La fiebre de un sábado azul y un domingo sin tristezas
Dos uruguayos por día están resolviendo que ya no siguen. Que no pueden más. O que no vale la pena. Dos se rinden o se asocian a la muerte como irreversible cuerda de salvación. Dos asumen que es menos doloroso morir que soportar.
Pero por cada uno que decide marchar, hay mientras tanto, miles buceando en las oscuras aguas de la angustia. Algunos quizás por hoy, postergaron su decisión.
Cuando cualquiera de los nuestros, de manera aislada toma esta decisión, es legítimo postular la probabilidad de una afectación de la salud mental, que podrá ser tributaria de las medidas de rescate o de emergencia que históricamente se han ensayado, u otras más novedosas, y que por supuesto, nunca serán suficientes.
Pero cuando en una comunidad, cada 12 horas alguien decide partir, el problema no puede ser atribuido exclusivamente a la salud mental individual.
O bien los estamos expulsando. O bien, cuando están al borde del precipicio, les estamos dando el empujoncito definitivo.
Es seguro que nadie se pondrá el sayo.
Se ha puesto de moda reclamar a los demás que sean empáticos. No hay nada menos empático que ese reclamo. Quien reclama empatía al prójimo, obviamente no está siendo empático. Lo que está haciendo es, una vez más, criticarlo. Solo que usando terminología de moda y autoasignándose el papel del juez. El juez de la empatía. Yo desconfío de quienes reclaman empatía. He visto demasiados empáticos que no paran de lanzar dardos envenenados. A diestra y siniestra.
En vez de reclamarle empatía a su vecino, mejor ejérzala, inclusive con su vecino. Y déjese de andar alardeando.
En tu voz, solo un pálido adios
Yo sí creo que tantas despedidas lo que están haciendo es denunciar y poner en evidencia nuestras enormes falencias comunitarias. No de este gobierno, ni del anterior, ni del próximo. No de los organismos públicos o de las organizaciones de la sociedad civil involucradas.

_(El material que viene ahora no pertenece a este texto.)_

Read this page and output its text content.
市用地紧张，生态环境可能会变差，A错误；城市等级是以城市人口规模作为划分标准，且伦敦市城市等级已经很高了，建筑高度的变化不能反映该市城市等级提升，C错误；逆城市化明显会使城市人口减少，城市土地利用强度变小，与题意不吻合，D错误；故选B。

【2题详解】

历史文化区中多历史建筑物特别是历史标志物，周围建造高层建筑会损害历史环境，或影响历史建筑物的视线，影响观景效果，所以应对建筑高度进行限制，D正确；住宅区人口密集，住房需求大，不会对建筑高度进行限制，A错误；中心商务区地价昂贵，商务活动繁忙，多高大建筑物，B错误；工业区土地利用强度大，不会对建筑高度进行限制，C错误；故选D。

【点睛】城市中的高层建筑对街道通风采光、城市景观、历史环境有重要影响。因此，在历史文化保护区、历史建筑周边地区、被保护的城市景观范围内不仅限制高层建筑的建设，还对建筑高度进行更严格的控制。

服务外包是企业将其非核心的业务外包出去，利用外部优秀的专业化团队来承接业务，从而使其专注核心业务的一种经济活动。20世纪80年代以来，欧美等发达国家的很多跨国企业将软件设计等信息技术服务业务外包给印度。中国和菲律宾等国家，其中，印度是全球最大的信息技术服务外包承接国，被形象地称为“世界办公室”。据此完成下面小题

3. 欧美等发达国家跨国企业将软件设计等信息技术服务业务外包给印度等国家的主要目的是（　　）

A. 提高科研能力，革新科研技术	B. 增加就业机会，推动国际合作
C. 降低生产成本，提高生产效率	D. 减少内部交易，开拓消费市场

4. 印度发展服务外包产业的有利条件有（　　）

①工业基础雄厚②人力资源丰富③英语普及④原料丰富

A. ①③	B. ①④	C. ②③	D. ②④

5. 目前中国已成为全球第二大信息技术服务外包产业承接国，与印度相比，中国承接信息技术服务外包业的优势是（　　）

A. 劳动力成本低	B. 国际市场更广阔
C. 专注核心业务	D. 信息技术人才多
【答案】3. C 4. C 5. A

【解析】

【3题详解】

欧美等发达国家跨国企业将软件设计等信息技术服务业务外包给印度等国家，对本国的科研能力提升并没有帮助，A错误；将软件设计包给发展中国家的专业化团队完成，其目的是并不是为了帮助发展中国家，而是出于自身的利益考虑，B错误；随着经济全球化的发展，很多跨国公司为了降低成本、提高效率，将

Cada uno de estos podrá tener su cuota parte de responsabilidad.
Me refiero a nuestras falencias como colectivo humano. ¿No será que hicimos de éste mundo, un lugar demasiado hostil? ¿No será que, con el pretexto de perseguir a los herejes, hemos inaugurado una nueva era de caza de brujas? ¿Cuánto tardaremos en avergonzarnos de lo culturalmente hegemónico entre las elites contemporáneas? ¿Por qué estamos tan convencidos de que los únicos argumentos sensatos que justifican el desprecio por la otredad, justo son los que coinciden con nuestro esquema de valores? ¿Por qué nos parece razonable deshumanizar al que mira desde otro lado?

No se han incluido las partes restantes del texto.